Every time I repeat her latest sound byte, I'm told "You should really write these down, or you'll forget them forever!" So, at last, I am doing so. These are just a few of the gems.
- Who made my bed, Mum? The people at the store, honey. But who made my bum, Mum?
- I don't want Santa to eat all my cookies, Mum!
- What's Santa's middle name? What's him's mom's name?
- Santa eats all those cookies so he can get STRRRROOOONNNGGGG!
- Where did Aunt M go? Her has a beard.
- I need my hat and minutes to go outside, Mum!
- I had NO nap, Grammy. Mommy is upSET!
- I had a good nap! Santa is happy! [TG for Santa!]
- Where's my hotdog's face go? I no like him.
- Santa lives at the Nerf Pole, Daddy!
- What's your dolly's name? Yogurt!
- What's your other dolly's name? Doctor!
- What's your boy doll's name? Princess!
- What would you like to ask Santa for? Fried dough!
- Wait your turn, Mum! [when I'm driving....]
- What she doed to you, Mum? [when I scold the dog]
- You doin' some emails on your 'puter?
- Why were you crying? I was cranky!
- I stick the flashlight in [the dog's] bum! Just pretend!
- My Daddy's middle name is Thomas! Thomas the Tank Engine!
- Just listen to the music, Mum. Take a deep breath. There. Now you feel better. [This from a two year old?!]
- I don't want to eat that. I can't like it, Daddy!
- Please have a delicious cookie, Mum?
- Please have something delicious to eat?
- Please have a snack? No, you need to eat your dinner. Please have pudding?!

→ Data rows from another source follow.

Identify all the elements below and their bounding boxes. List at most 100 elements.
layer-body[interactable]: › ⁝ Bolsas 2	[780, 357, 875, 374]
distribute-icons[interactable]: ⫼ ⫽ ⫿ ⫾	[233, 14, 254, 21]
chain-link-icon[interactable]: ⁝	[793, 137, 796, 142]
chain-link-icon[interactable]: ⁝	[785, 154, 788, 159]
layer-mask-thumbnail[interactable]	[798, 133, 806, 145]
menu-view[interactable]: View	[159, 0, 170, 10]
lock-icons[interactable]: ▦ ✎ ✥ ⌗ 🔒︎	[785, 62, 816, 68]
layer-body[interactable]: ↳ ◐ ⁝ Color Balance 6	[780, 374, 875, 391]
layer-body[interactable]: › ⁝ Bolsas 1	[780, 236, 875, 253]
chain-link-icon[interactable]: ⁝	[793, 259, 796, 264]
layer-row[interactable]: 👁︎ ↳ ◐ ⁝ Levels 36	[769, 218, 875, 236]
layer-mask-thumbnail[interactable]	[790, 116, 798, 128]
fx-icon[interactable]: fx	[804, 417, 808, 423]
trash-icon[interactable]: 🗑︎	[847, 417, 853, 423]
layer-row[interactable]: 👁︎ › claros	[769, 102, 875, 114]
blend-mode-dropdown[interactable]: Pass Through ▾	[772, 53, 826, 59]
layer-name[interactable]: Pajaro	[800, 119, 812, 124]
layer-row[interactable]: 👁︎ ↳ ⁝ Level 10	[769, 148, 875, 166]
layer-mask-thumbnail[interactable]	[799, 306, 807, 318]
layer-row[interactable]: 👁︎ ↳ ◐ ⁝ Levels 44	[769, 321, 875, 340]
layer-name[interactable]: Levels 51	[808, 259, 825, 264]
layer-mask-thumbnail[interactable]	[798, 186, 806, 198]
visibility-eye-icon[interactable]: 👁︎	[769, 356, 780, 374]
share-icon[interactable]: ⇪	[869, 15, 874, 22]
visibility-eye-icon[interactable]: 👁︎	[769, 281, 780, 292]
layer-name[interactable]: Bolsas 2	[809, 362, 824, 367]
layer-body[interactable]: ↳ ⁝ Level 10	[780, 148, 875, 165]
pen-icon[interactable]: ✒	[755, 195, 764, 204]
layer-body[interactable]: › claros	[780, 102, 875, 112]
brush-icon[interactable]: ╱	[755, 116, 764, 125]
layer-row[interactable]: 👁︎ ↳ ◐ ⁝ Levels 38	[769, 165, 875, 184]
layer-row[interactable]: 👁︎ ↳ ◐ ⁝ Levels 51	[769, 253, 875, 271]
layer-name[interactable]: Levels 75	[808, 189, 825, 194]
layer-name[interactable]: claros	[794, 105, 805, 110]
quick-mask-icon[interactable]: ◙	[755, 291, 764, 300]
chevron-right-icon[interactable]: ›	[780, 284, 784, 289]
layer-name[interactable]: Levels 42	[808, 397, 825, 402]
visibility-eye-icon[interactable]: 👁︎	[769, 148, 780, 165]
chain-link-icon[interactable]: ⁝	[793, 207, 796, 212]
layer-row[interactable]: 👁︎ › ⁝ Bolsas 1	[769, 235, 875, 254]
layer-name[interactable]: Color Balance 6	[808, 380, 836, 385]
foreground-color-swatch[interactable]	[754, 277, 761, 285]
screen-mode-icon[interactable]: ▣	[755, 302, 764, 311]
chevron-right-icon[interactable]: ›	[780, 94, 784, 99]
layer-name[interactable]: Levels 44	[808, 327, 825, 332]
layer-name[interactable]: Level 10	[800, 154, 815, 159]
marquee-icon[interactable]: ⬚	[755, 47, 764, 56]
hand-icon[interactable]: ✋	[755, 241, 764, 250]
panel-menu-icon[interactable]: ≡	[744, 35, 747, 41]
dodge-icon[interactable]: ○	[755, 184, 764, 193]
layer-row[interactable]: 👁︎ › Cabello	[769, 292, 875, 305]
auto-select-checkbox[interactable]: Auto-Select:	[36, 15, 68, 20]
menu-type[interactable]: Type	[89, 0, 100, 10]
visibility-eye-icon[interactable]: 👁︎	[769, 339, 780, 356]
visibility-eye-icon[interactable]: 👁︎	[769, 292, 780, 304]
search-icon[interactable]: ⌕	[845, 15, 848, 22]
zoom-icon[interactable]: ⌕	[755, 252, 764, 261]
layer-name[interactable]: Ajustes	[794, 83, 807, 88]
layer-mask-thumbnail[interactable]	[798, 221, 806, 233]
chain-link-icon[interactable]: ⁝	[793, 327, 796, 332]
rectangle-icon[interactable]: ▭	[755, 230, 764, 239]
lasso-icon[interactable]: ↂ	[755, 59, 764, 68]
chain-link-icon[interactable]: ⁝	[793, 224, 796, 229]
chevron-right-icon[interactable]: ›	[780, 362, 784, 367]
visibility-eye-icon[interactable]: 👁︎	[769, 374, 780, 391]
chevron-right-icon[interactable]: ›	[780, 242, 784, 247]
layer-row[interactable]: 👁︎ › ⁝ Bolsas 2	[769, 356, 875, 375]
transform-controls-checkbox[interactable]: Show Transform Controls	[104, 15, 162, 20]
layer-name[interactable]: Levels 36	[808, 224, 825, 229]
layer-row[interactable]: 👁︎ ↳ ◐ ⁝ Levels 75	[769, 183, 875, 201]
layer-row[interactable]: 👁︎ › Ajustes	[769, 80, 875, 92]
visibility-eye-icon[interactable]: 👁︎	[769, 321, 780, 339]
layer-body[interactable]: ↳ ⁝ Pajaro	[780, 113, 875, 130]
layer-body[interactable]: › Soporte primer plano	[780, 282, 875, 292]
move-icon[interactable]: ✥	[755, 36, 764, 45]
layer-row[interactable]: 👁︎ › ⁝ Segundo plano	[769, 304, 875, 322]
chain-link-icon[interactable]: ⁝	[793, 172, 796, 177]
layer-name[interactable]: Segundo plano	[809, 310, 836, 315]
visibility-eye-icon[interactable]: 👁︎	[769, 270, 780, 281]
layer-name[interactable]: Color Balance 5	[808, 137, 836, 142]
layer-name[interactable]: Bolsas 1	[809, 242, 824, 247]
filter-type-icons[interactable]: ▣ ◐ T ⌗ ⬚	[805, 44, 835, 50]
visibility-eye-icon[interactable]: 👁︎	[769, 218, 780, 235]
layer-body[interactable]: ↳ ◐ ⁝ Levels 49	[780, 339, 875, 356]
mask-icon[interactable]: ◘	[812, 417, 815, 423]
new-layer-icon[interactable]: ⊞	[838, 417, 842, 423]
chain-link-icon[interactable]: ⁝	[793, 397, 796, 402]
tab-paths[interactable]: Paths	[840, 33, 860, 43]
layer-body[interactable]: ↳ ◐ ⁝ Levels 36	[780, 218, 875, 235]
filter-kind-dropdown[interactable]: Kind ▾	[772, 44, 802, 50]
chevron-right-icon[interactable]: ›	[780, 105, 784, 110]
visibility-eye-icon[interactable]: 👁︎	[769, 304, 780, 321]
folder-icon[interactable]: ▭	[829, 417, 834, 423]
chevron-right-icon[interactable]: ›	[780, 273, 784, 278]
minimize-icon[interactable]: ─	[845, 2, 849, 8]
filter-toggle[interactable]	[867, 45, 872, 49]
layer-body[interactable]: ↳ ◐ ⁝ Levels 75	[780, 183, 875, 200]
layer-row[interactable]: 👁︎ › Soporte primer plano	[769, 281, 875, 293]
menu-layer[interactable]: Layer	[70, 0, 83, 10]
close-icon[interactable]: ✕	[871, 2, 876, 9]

- Look at that dude running! With NO PANTS! [jogger in ultra short shorts]
- Let's watch Glue's Clues! Let's watch Clifford the Red Big Dog!
- [Looking at digital photos] Let's just watch the video Dad!
- What do you think turkeys like to eat? Bugs! Lady bugs! And they have to wear them's sun hats and sun scream at the beach!
Everyone was right. I can't remember them all!
Thursday, June 5, 2008
Baby Bean
Bean loves looking at pictures, especially baby pictures - and most especially her OWN baby pictures. I have an album by my bed that she usually looks at while I'm getting dressed in the morning. She could look for hours, turning the pages calling out the names of the people in the photos.
Yesterday we were flipping through together, and I said, "Look how tiny you were! You started out very, very little, and you grew in Mommy's belly! Do you remember when you were very small, inside my belly?"
She crawled across the bed to where I was sitting and put her head against my stomach. "Back in? Back in, Mommy?"